Em primeira pessoa, H. Martins prova, como observa Kyanja Lee, ser um narrador lúcido, sagaz, dotado de uma percepção incomum da psique humana e de suas motivações, ainda que mortificado diante do incognoscível.
A obra de H. Martins reafirma-se como uma síntese inesgotável de refinamento formal, crítica social e densidade psicológica.

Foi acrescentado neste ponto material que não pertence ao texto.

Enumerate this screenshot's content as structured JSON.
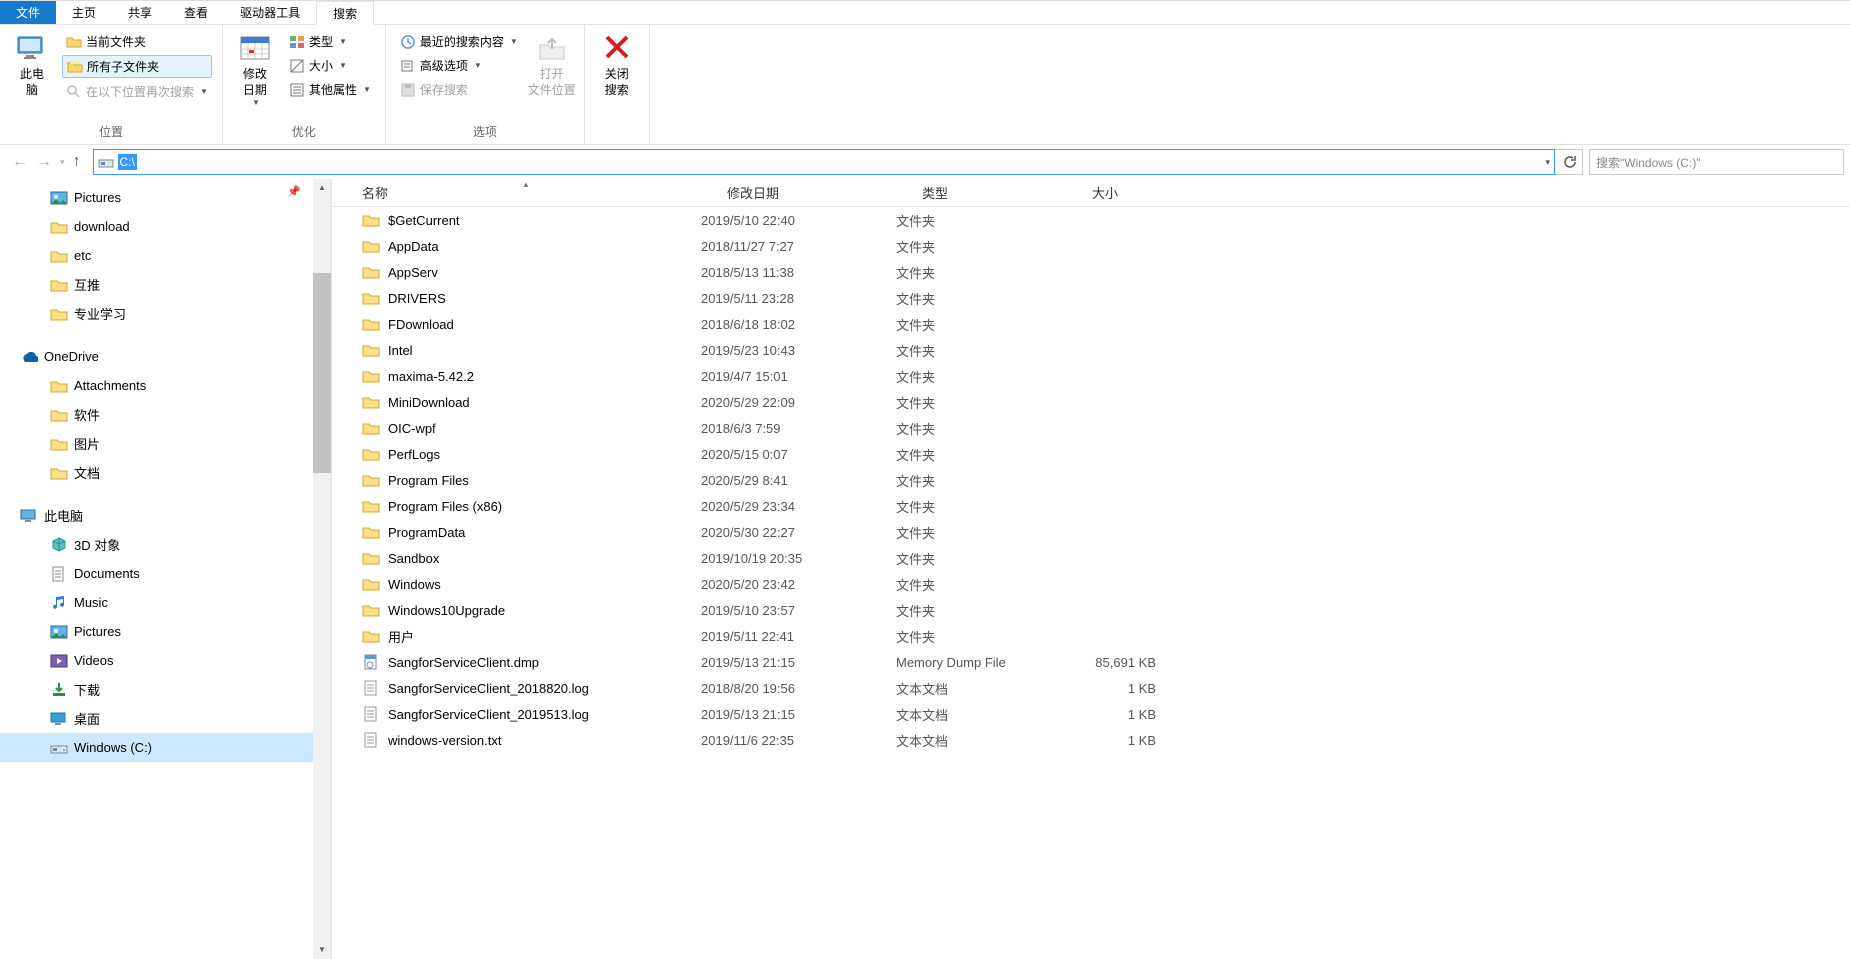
{
  "tabs": {
    "file": "文件",
    "home": "主页",
    "share": "共享",
    "view": "查看",
    "drive_tools": "驱动器工具",
    "search": "搜索"
  },
  "ribbon": {
    "group_location": "位置",
    "group_optimize": "优化",
    "group_options": "选项",
    "this_pc": "此电\n脑",
    "current_folder": "当前文件夹",
    "all_subfolders": "所有子文件夹",
    "search_again_in": "在以下位置再次搜索",
    "modify_date": "修改\n日期",
    "type": "类型",
    "size": "大小",
    "other_attrs": "其他属性",
    "recent_search": "最近的搜索内容",
    "advanced_options": "高级选项",
    "save_search": "保存搜索",
    "open_location_1": "打开",
    "open_location_2": "文件位置",
    "close_search_1": "关闭",
    "close_search_2": "搜索"
  },
  "nav": {
    "address_value": "C:\\",
    "search_placeholder": "搜索\"Windows (C:)\""
  },
  "sidebar": [
    {
      "label": "Pictures",
      "icon": "pictures",
      "level": 2,
      "pin": true
    },
    {
      "label": "download",
      "icon": "folder",
      "level": 2
    },
    {
      "label": "etc",
      "icon": "folder",
      "level": 2
    },
    {
      "label": "互推",
      "icon": "folder",
      "level": 2
    },
    {
      "label": "专业学习",
      "icon": "folder",
      "level": 2
    },
    {
      "spacer": true
    },
    {
      "label": "OneDrive",
      "icon": "onedrive",
      "level": 1
    },
    {
      "label": "Attachments",
      "icon": "folder",
      "level": 2
    },
    {
      "label": "软件",
      "icon": "folder",
      "level": 2
    },
    {
      "label": "图片",
      "icon": "folder",
      "level": 2
    },
    {
      "label": "文档",
      "icon": "folder",
      "level": 2
    },
    {
      "spacer": true
    },
    {
      "label": "此电脑",
      "icon": "thispc",
      "level": 1
    },
    {
      "label": "3D 对象",
      "icon": "3d",
      "level": 2
    },
    {
      "label": "Documents",
      "icon": "documents",
      "level": 2
    },
    {
      "label": "Music",
      "icon": "music",
      "level": 2
    },
    {
      "label": "Pictures",
      "icon": "pictures",
      "level": 2
    },
    {
      "label": "Videos",
      "icon": "videos",
      "level": 2
    },
    {
      "label": "下载",
      "icon": "downloads",
      "level": 2
    },
    {
      "label": "桌面",
      "icon": "desktop",
      "level": 2
    },
    {
      "label": "Windows (C:)",
      "icon": "drive",
      "level": 2,
      "selected": true
    }
  ],
  "columns": {
    "name": "名称",
    "date": "修改日期",
    "type": "类型",
    "size": "大小"
  },
  "files": [
    {
      "name": "$GetCurrent",
      "date": "2019/5/10 22:40",
      "type": "文件夹",
      "size": "",
      "icon": "folder"
    },
    {
      "name": "AppData",
      "date": "2018/11/27 7:27",
      "type": "文件夹",
      "size": "",
      "icon": "folder"
    },
    {
      "name": "AppServ",
      "date": "2018/5/13 11:38",
      "type": "文件夹",
      "size": "",
      "icon": "folder"
    },
    {
      "name": "DRIVERS",
      "date": "2019/5/11 23:28",
      "type": "文件夹",
      "size": "",
      "icon": "folder"
    },
    {
      "name": "FDownload",
      "date": "2018/6/18 18:02",
      "type": "文件夹",
      "size": "",
      "icon": "folder"
    },
    {
      "name": "Intel",
      "date": "2019/5/23 10:43",
      "type": "文件夹",
      "size": "",
      "icon": "folder"
    },
    {
      "name": "maxima-5.42.2",
      "date": "2019/4/7 15:01",
      "type": "文件夹",
      "size": "",
      "icon": "folder"
    },
    {
      "name": "MiniDownload",
      "date": "2020/5/29 22:09",
      "type": "文件夹",
      "size": "",
      "icon": "folder"
    },
    {
      "name": "OIC-wpf",
      "date": "2018/6/3 7:59",
      "type": "文件夹",
      "size": "",
      "icon": "folder"
    },
    {
      "name": "PerfLogs",
      "date": "2020/5/15 0:07",
      "type": "文件夹",
      "size": "",
      "icon": "folder"
    },
    {
      "name": "Program Files",
      "date": "2020/5/29 8:41",
      "type": "文件夹",
      "size": "",
      "icon": "folder"
    },
    {
      "name": "Program Files (x86)",
      "date": "2020/5/29 23:34",
      "type": "文件夹",
      "size": "",
      "icon": "folder"
    },
    {
      "name": "ProgramData",
      "date": "2020/5/30 22:27",
      "type": "文件夹",
      "size": "",
      "icon": "folder"
    },
    {
      "name": "Sandbox",
      "date": "2019/10/19 20:35",
      "type": "文件夹",
      "size": "",
      "icon": "folder"
    },
    {
      "name": "Windows",
      "date": "2020/5/20 23:42",
      "type": "文件夹",
      "size": "",
      "icon": "folder"
    },
    {
      "name": "Windows10Upgrade",
      "date": "2019/5/10 23:57",
      "type": "文件夹",
      "size": "",
      "icon": "folder"
    },
    {
      "name": "用户",
      "date": "2019/5/11 22:41",
      "type": "文件夹",
      "size": "",
      "icon": "folder"
    },
    {
      "name": "SangforServiceClient.dmp",
      "date": "2019/5/13 21:15",
      "type": "Memory Dump File",
      "size": "85,691 KB",
      "icon": "dmp"
    },
    {
      "name": "SangforServiceClient_2018820.log",
      "date": "2018/8/20 19:56",
      "type": "文本文档",
      "size": "1 KB",
      "icon": "txt"
    },
    {
      "name": "SangforServiceClient_2019513.log",
      "date": "2019/5/13 21:15",
      "type": "文本文档",
      "size": "1 KB",
      "icon": "txt"
    },
    {
      "name": "windows-version.txt",
      "date": "2019/11/6 22:35",
      "type": "文本文档",
      "size": "1 KB",
      "icon": "txt"
    }
  ]
}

Seu universo literário combina as melhores tradições da literatura, com a ruptura, lirismo e ironia, numa celebração da linguagem e da complexidade humana, destacando-se, a meu ver, como um dos grandes nomes da literatura contemporânea brasileira — que não deve relegar às gavetas os seus próximos inventos ficcionais.
Gilberto de Amorim é poeta e escritor paulistano, com alma baiana. É autor dos livros “Aviso aos Interessados” e “Por Assim Dizer” (Editora Litteralux).